Sul cambiamento del linguaggio in politica ha le idee molto chiare Giovanni Diamanti, socio e analista di Quorum/Youtrend: «Siamo passati dal politichese, sinonimo di tecnicismo, al berlusconismo e quindi alle parole ostili. Questi cambiamenti coincidono con la preminenza di diversi mezzi di comunicazione: dalla tv ai nuovi media, che hanno portato a un linguaggio più diretto e immediato. Oggi in Italia lo scontro politico si è indurito: non è più incentrato sui contenuti ma sfocia in attacchi duri e personali. Ritengo sia iniziato tutto con il crollo della fiducia nei confronti della politica prima e delle istituzioni poi».

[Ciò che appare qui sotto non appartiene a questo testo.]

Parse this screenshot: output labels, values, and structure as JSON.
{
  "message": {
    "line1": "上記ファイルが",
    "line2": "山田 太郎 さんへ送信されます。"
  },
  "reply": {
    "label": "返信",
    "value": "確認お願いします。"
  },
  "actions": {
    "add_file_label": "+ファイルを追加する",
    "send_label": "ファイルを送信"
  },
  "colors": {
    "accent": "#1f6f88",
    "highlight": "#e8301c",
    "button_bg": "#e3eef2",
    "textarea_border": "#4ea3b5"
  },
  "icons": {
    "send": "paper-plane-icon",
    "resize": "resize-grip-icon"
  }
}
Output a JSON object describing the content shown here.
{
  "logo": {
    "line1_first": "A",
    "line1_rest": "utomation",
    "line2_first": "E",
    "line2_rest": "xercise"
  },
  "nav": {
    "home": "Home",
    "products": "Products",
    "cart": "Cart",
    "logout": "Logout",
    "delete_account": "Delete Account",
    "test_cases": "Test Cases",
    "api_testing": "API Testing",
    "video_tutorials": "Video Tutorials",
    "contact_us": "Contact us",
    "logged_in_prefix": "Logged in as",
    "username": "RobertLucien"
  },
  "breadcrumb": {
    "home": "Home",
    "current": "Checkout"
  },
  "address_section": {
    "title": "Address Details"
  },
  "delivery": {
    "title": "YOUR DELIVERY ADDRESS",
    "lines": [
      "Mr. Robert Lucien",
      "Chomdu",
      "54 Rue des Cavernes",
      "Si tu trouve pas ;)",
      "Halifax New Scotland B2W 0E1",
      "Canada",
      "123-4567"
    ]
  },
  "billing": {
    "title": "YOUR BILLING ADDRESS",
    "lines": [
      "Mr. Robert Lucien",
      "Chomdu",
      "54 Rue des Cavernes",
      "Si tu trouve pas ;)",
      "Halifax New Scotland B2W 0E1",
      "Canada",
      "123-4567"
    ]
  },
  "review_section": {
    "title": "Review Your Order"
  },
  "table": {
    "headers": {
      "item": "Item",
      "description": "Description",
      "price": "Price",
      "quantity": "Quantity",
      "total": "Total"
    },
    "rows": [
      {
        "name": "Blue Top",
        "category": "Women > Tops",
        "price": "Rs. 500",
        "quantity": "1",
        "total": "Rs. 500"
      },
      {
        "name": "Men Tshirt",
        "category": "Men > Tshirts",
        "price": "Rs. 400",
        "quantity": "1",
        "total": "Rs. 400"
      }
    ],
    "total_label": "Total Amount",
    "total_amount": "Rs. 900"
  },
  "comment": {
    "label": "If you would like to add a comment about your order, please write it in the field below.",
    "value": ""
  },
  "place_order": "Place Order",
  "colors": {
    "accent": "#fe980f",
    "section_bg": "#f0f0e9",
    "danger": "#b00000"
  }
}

Ma il linguaggio aggressivo non è prerogativa della politica: lo testimonia la chef Antonia Klugmann, che fin dalla sua prima partecipazione a MasterChef ha subíto pesanti attacchi sui social, un linciaggio che, Laura Boldrini docet, in Italia colpisce soprattutto le donne. «Per uscirne mi sono concentrata sulla realtà e come sempre il mio lavoro è stata la risposta - racconta Klugmann -. Non credo in una conoscenza superficiale, che è quella che esiste su internet e nei media tradizionali: credo nell’approfondimento. Avere provato sulla mia pelle questa superficialità che dà origine a preconcetti completamente avulsi dalla realtà mi ha convinto a rinunciare al mondo televisivo e a tornare alla mia realtà, molto più genuina».
Virtuale è reale, ce lo insegna il primo principio del Manifesto della comunicazione non ostile, che quest’anno è stato declinato anche in chiave aziendale: a scriverlo ci ha pensato la pubblicitaria Annamaria Testa insieme alle aziende che hanno aderito all’iniziativa, tra cui l’Autorità Portuale di Trieste, Illycaffè e Genertel. Stando a un sondaggio di Swg su Hate speech e Fake news condotto tra cittadini, lavoratori e dirigenti ce n’era decisamente bisogno: l’81% dei dirigenti ritiene che le aziende siano bersaglio di odio e fake news e il 59% afferma di riscontrare difficoltà nel controllo della propria immagine online.
Eppure le parole, come recita il quinto principio del Manifesto dovrebbero essere un ponte. È riuscita a renderle tali la giornalista Agnese Moro, figlia di Aldo, che in nome della riconciliazione ha avviato un dialogo tra ex terroristi e vittime della lotta armata. «La parola ponte per me è stata “disarmarsi” - racconta - un atteggiamento che aiuta ad ascoltare anche un linguaggio che ferisce». E altre parole ponte sono state proposte dalla telegiornalista Maria Concetta Mattei (interculturalità), dal giornalista e saggista Jacopo Iacoboni (Mediterraneo), dall’ex ministra all’istruzione Valeria Fedeli (diversità), dall’ex sindaca di Rosarno Elisabetta Tripodi (chiarezza).